I am a tailor. Labov the North-side tailor who can make anything. Now retired. I chose, cut, fit, stitched and tailored the raccoon coat Mrs. Tagus has been wearing for years now and is inside of now in my kitchen which my landlord keeps cold, like the rest of this apartment, which my late wife Sandra Labov and I first rented in the years of President Truman. The landlord wants Labov out so he can raise rent to a younger person. But he should know who should know better than a tailor how it's no trouble to wear finely stitched coats and wait for spring. An ability to wait has always been one of my abilities.

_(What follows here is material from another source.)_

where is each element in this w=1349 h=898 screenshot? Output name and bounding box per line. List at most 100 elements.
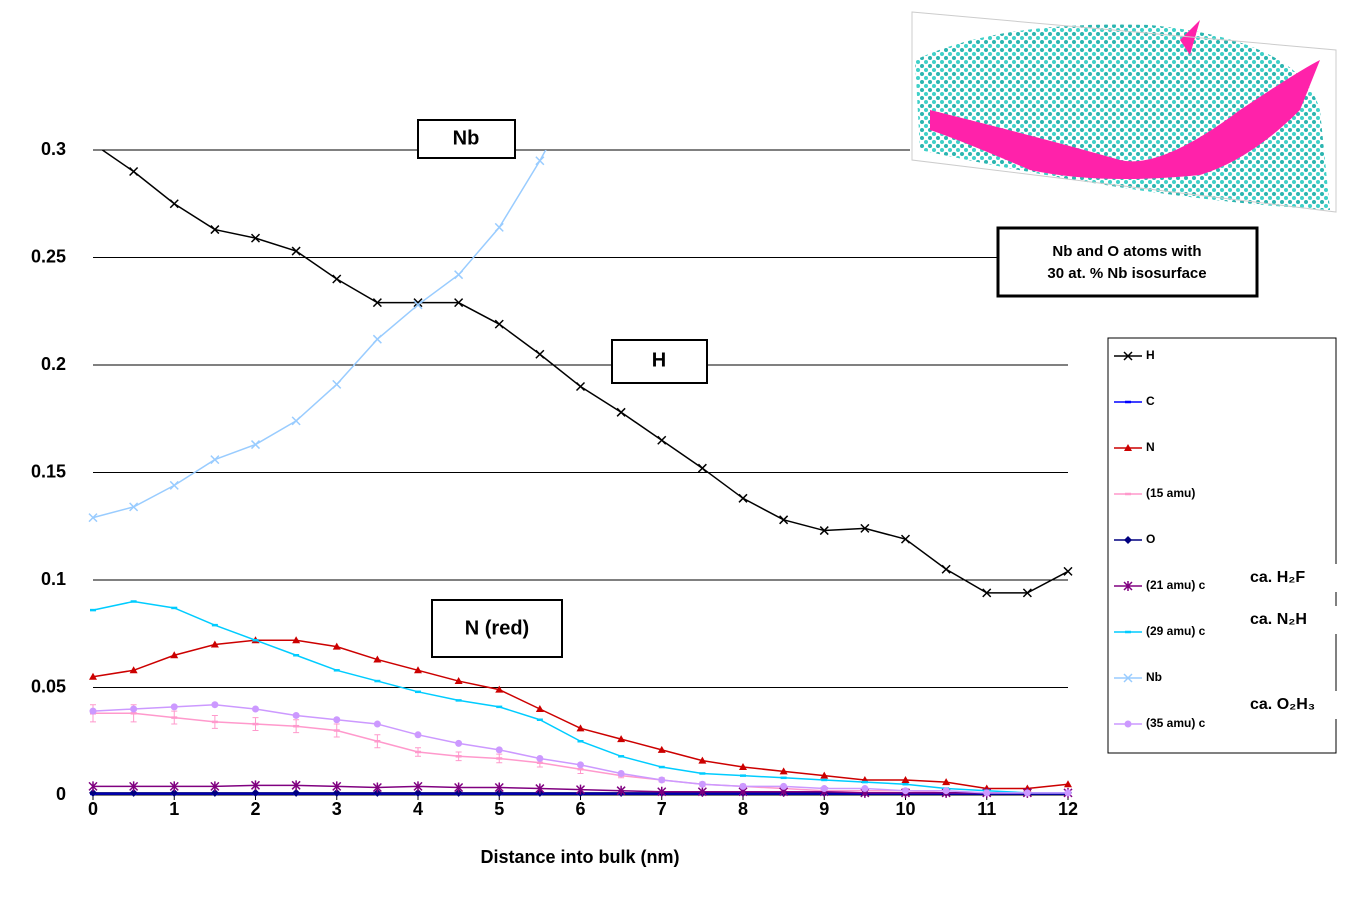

I made the heavy raincoat with lining of various fur Mrs. Tagus's late husband and my close friend Arnold Tagus was interred in eight years ago this August.
"Lenny," Mrs. Tagus has murmured to her tea. There is no more fist in the air; she is warming her hands on the emergency cup of tea. "Lenny," she says, distracted from me by the warmth she holds in her dry hands.
Lenny is Mr. and Mrs. Tagus's son, Lenny Tagus. Also there is a younger son, Mike Tagus. Me: no children. Mrs. Labov had reproduction troubles which I loved her no less when we found out. But no children. But Labovs and all the Taguses are like this. Close. I watched the Tagus boys grow up, Lenny and Mike, prides and joys.
You know the type who comes right out with it? Mrs. Tagus is not such a type of person. Something is on her mind: she beats around it, a gesture here, a word there, a sigh maybe; she shapes it inside her like with a soft medium, for instance clay, and you have to patiently work the medium with her to get the something out in the open.
Me: I come right out with it, when there's something.
MIKEY AND LOUIS
"You want to still date her?"
"Are you fucking kidding? I want to strangle her."
"Uh-huh."
"I'd love to still date her."
"Just stay away. She seems like bad news. She seemed like she was really into it."
"She blew me off. I didn't blow her off."
"How, exactly?"
"Carlina blew me off."
"So how, Tagus?"
"She just said how she didn't want to go out no more. It didn't feel so good, either. I can maybe see why they cry, when you blow them off."
"She said that? Just like that?"
"Just like after I'd rammed about half a gram up her nose and bought her drinks all night."
"Bad news."
"I must of rammed about a gram up her nose."
"I bet you didn't have to ram anything up anything. I bet her nose didn't need much persuading."